Seven Non-Traditional Ways To Finance Your Small Business

Availing financial aid for an unestablished business is not a simple undertaking. Due to the poor creditworthiness; small businesses often struggle to be liable for a loan, which eventually can limit their access to seller financing and traditional funding mechanisms.

Finances are a great determinant of the success of your business. With sufficient funds, you can develop your business and generate the profits you expect. 

Obtaining finances from traditional financing options which include commercial lenders like banks and credit lines is a tough row to hoe. However, this should not hinder you from commencing and owning your small business and compel you to give up on your dreams.
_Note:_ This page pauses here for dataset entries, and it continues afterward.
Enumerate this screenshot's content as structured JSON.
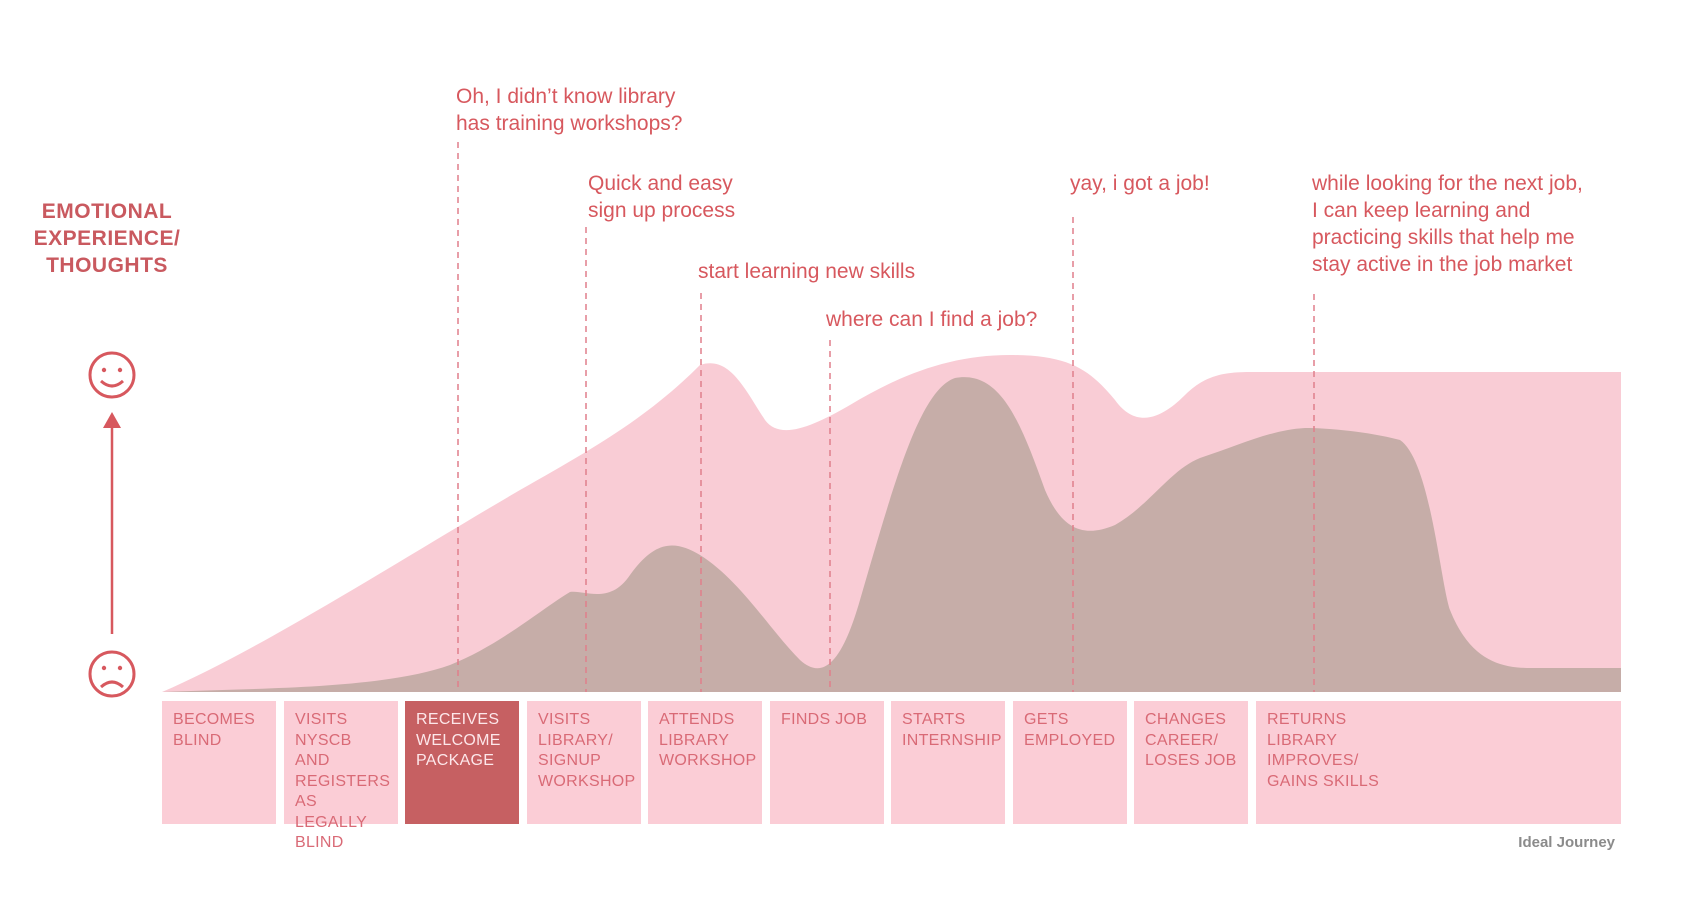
{
  "axis_title": "EMOTIONAL\nEXPERIENCE/\nTHOUGHTS",
  "icons": {
    "top": "smiley-happy-icon",
    "bottom": "smiley-sad-icon",
    "arrow": "up-arrow-icon"
  },
  "colors": {
    "accent": "#d7585e",
    "outer_area": "#f9ccd5",
    "inner_area": "#c6ada8",
    "stage_box": "#fbcdd6",
    "stage_box_active": "#c66062"
  },
  "quotes": [
    "Oh, I didn’t know library\nhas training workshops?",
    "Quick and easy\nsign up process",
    "start learning new skills",
    "where can I find a job?",
    "yay, i got a job!",
    "while looking for the next job,\nI can keep learning and\npracticing skills that help me\nstay active in the job market"
  ],
  "stages": [
    {
      "label": "BECOMES BLIND",
      "active": false
    },
    {
      "label": "VISITS NYSCB AND REGISTERS AS LEGALLY BLIND",
      "active": false
    },
    {
      "label": "RECEIVES WELCOME PACKAGE",
      "active": true
    },
    {
      "label": "VISITS LIBRARY/ SIGNUP WORKSHOP",
      "active": false
    },
    {
      "label": "ATTENDS LIBRARY WORKSHOP",
      "active": false
    },
    {
      "label": "FINDS JOB",
      "active": false
    },
    {
      "label": "STARTS INTERNSHIP",
      "active": false
    },
    {
      "label": "GETS EMPLOYED",
      "active": false
    },
    {
      "label": "CHANGES CAREER/ LOSES JOB",
      "active": false
    },
    {
      "label": "RETURNS LIBRARY IMPROVES/ GAINS SKILLS",
      "active": false
    }
  ],
  "caption": "Ideal Journey"
}
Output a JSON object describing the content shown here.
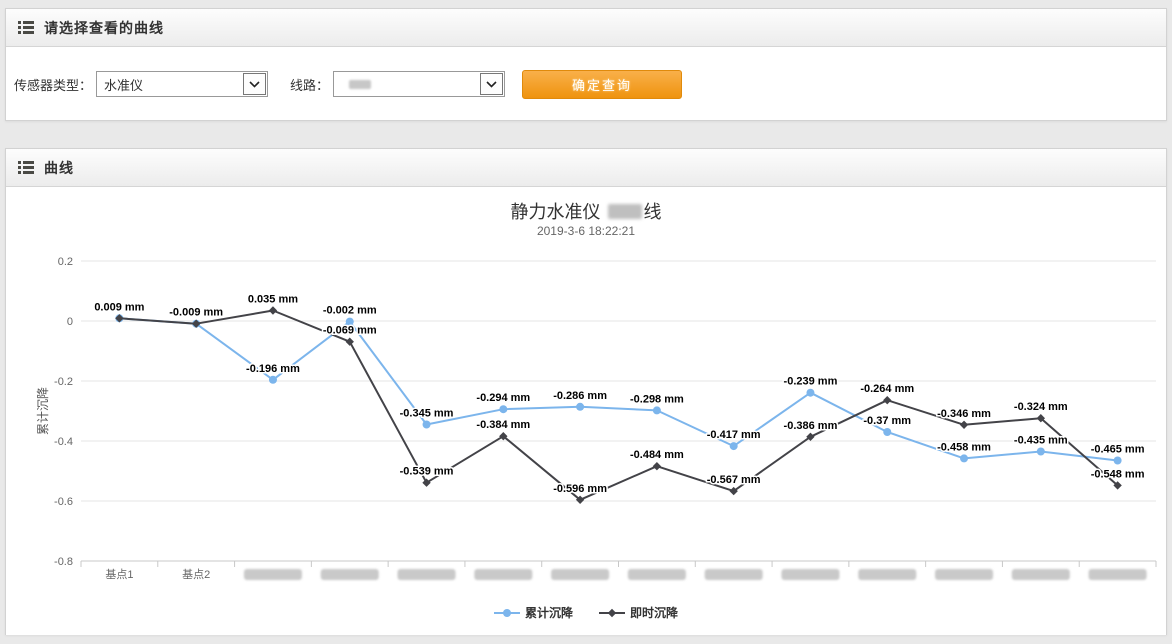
{
  "filter_panel": {
    "title": "请选择查看的曲线",
    "sensor_type": {
      "label": "传感器类型：",
      "value": "水准仪"
    },
    "line": {
      "label": "线路：",
      "value_redacted": true
    },
    "submit_label": "确定查询",
    "button_color": "#f29512"
  },
  "chart_panel": {
    "title": "曲线"
  },
  "chart_data": {
    "type": "line",
    "title": {
      "prefix": "静力水准仪",
      "redacted_middle": true,
      "suffix": "线"
    },
    "subtitle": "2019-3-6 18:22:21",
    "ylabel": "累计沉降",
    "ylim": [
      -0.8,
      0.2
    ],
    "yticks": [
      0.2,
      0,
      -0.2,
      -0.4,
      -0.6,
      -0.8
    ],
    "grid": true,
    "legend_position": "bottom",
    "data_label_suffix": " mm",
    "categories": [
      "基点1",
      "基点2",
      null,
      null,
      null,
      null,
      null,
      null,
      null,
      null,
      null,
      null,
      null,
      null
    ],
    "categories_note": "12 rightmost category labels are blurred/redacted in source image",
    "series": [
      {
        "name": "累计沉降",
        "color": "#7cb5ec",
        "marker": "circle",
        "values": [
          0.009,
          -0.009,
          -0.196,
          -0.002,
          -0.345,
          -0.294,
          -0.286,
          -0.298,
          -0.417,
          -0.239,
          -0.37,
          -0.458,
          -0.435,
          -0.465
        ]
      },
      {
        "name": "即时沉降",
        "color": "#434348",
        "marker": "diamond",
        "values": [
          0.009,
          -0.009,
          0.035,
          -0.069,
          -0.539,
          -0.384,
          -0.596,
          -0.484,
          -0.567,
          -0.386,
          -0.264,
          -0.346,
          -0.324,
          -0.548
        ]
      }
    ]
  }
}
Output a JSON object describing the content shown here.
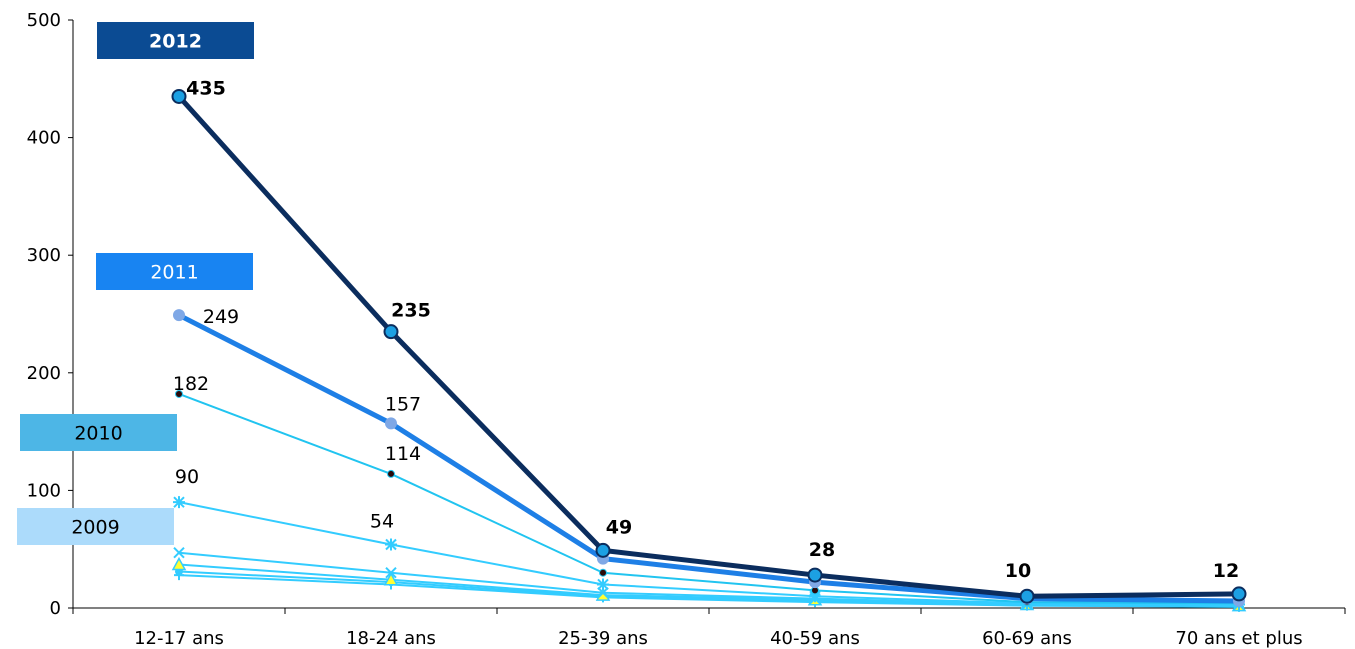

You can always opt for alternative non-traditional financing strategies and secure small amounts of capital. 

Take the help of investor relations who render to you comprehensive advisory services, leveraging their expertise and instruments to help you reach the most relevant stakeholders. 

Today, you as a business owner have more options than ever to finance your business without having to wait till eternity or dealing with unending paperwork. Let’s learn about the seven unconventional ways to derive funds for your small business

1. Microfinancing

For the business owners who have been excluded from traditional credit and lending options, microfinancing is the rescue. It is a method that is specifically targeted at individuals who have no access to traditional loans. All you need to qualify for microfinancing is a business plan, adequate credit, and a personal guarantee or collateral. 

Microfinances are a smaller version of a conventional loan from a bank, designed to assist aspiring small business owners to generate income, build assets, manage risks, and meet their needs. Additionally, they have no location restrictions and can be availed of from any part of the world.

Microloans can range between $5,000 and $50,000, differing according to the bank or lenders. Banks or lenders also determine the interest rates charged, which might be higher than traditional loans due to the higher risk involved. 

2. Crowdfunding

Crowdfunding involves entrepreneurs collating small amounts of funds contributed by a large number of individuals to finance a new business venture. It is often utilised by start-up companies or growing businesses as a way of accessing alternative funds. Crowdfunding also incorporates selling a small stake to raise money for your business. The inherent marketing advantages associated with the online process of soliciting investors and the affordability makes crowdfunding a very good option for you. 

3. Working Capital Loans

Working capital business funding allows businesses to deal with their day to day or short-term operations. The business world is full of fluctuations and ups and downs, which calls for aid to cover operating expenses such as salaries, production material, rent and so on during lean periods. 

A fast business working capital can help you through times of difficulties where your expenditure exceeds your income and existing funds.

4. Peer-to-Peer Lending (P2P Lending)

P2P lending is an online practice carried through platforms where needy borrowers can find the appropriate willing lenders thereby serving as a good way to finance your business. It is swifter than traditional lending methods and less volatile, making it a great investment channel. 

After a basic application process, you can connect with a relevant lender and have your loan in hand within a span of 3 days. It eliminates the bank fees and additional costs associated with traditional methods of availing of a loan. 

5. Merchant Cash Services

If you are a small business that needs urgent capital and needs to manage cash-flow shortages as well as cover a variety of short-term expenses, the merchant cash advance is what you need. One thing you need to know is MCA functions on credit cards. If you accept credit card payments as income; you will be pre-approved by a private lender and receive a payment based on the number of credit card transactions you make during a short duration. 

6. Bootstrapping

Bootstrapping technically isn’t a form of funding but it renders to the financial needs of your company. It involves launching and running a company with personal finances or the operating revenues of the new company. It is a situation wherein a company directly gets funds from the owner.

7. Grants From The Government

Usually, start-ups are considered unaccountable for grants from the government. However, there are numerous government grants available at the federal, state, and local levels that can help you finance your business. There are special grants for female entrepreneurs and business owners from ethnically diverse backgrounds. With thorough research, you can come across the most suitable option for you.

Funding hardships are specifically profound for business owners in the constantly evolving world. Most business owners think of non-traditional financing options as the last resort. However, it doesn’t have to be so. If your loan applications are denied, your business credit score is low, and you are creative and willing to take risks, you should consider alternative financing for your business. It usually has a higher approval rate, is dispersed and received faster. Constraining yourself to traditional loans will often take you nowhere. So, leverage the non-traditional financing options and achieve your dream.